1. Start the Redis cache

docker run -p 0.0.0.0:6379:6379 --name transitlog-redis -d --rm redis:latest

If, for whatever reason, you need to reset or refresh the cache just recreate the container. All the data will be gone if you don't use a volume.

Alternatively, use an Azure redis server.

2. Connect to Postgres

Both JORE and HFP data are served from the same Citus cluster. Ensure that your IP is whitelisted for the postgres server in Azure.

3. Adjust your env settings

Copy the .env.production file into simply .env and adjust your environment settings as needed. You need to at least set:

The rest can be as they are in the .env.production file or are optional for local development. You can find values for all of these in the deployment repos.

4. Develop

  1. Run yarn to install dependencies
  2. Run yarn start to start the server in watch mode.

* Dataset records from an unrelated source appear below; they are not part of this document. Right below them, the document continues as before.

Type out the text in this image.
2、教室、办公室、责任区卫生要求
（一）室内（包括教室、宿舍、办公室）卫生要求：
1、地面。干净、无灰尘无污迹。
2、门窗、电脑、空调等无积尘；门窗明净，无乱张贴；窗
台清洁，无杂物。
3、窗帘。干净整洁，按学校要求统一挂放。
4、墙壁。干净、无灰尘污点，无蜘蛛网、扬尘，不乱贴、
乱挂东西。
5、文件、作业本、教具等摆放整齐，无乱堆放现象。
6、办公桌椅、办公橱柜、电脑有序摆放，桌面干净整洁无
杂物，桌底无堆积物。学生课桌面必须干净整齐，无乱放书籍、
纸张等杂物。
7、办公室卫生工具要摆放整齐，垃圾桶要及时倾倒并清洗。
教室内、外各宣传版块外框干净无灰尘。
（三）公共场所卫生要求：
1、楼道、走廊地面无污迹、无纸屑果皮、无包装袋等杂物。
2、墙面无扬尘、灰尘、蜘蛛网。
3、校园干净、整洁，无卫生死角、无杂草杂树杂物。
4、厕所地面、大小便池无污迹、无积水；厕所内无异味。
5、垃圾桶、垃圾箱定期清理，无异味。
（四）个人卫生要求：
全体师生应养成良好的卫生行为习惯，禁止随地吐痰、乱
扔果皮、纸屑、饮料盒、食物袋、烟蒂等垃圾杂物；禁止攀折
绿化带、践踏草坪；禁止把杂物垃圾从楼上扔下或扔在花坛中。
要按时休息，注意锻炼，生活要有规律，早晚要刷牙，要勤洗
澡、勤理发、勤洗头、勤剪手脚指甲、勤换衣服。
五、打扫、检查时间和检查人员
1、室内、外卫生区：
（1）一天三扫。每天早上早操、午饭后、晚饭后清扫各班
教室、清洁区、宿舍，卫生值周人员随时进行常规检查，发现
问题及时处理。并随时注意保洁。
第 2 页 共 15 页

If you change the GraphQL schema, run yarn run codegen to update the types.

5. Production

Run yarn production to start a Forever process that runs the server in production mode.

6. Docker

To run the whole server as a Docker container, first build the container:

docker build -t hsldevcom/transitlog-server .

Then run it:

docker run -p 0.0.0.0:4000:4000 --env REDIS_HOST=transitlog-redis --name transitlog-server hsldevcom/transitlog-server

The .env.production file will be used as the .env config automatically.

Deployment

To deploy a new version of Transitlog Server to an environment, first build a Docker image and push it to the Docker Hub. Then run the pipeline in the deployment repo.

If you are following the deployment branch procedure with Github actions as outlined in the Transitlog UI documentation, read on.

Build production image

Use one of these scripts to build and push an image to the environment of your choosing, or all environments. Before running the script, ensure that you are logged in to Docker hub through Docker as the script will try to push the image.

./deploy-env.sh

A custom build script that builds a Docker image for a specific environment. When asked, press the number for the environment you want to build for.

./deploy-all.sh

Builds and tags Docker images for all environments.

Deployment repos

The app is deployed to a Docker swarm running on Azure. The deployment itself is managed by Gitlab pipelines, one repo for each environment. This repo also contains the service configuration for the app in the swarm, as well as the nginx configuration.

After you've built and pushed an image for an environment, run the pipeline in the corresponding deployment repo:

Merge into environment branches

Once you are finished with an update, merge master into the staging and staging into the production branch as the update is tested and approved. This is important, as the Github Actions workflow (outlined in the Transitlog UI docs) also builds and pushes the server app based on code from these branches. If the staging and production branches are not updated, the server will potentially be downgraded as a result of using the Github actions workflow.

Github actions

The server repo does not have Github actions workflows, but the actions workflows of the UI repo will pull, build and push a new Docker image based on the code in the staging and production branches. See the Transitlog UI repo for an outline of the Github Actions workflow.

Useful commands

yarn start

Starts the server in development mode with change watches.

yarn run codegen

Updates the Typescript types from the schema. ALWAYS RUN THIS after changing the schema!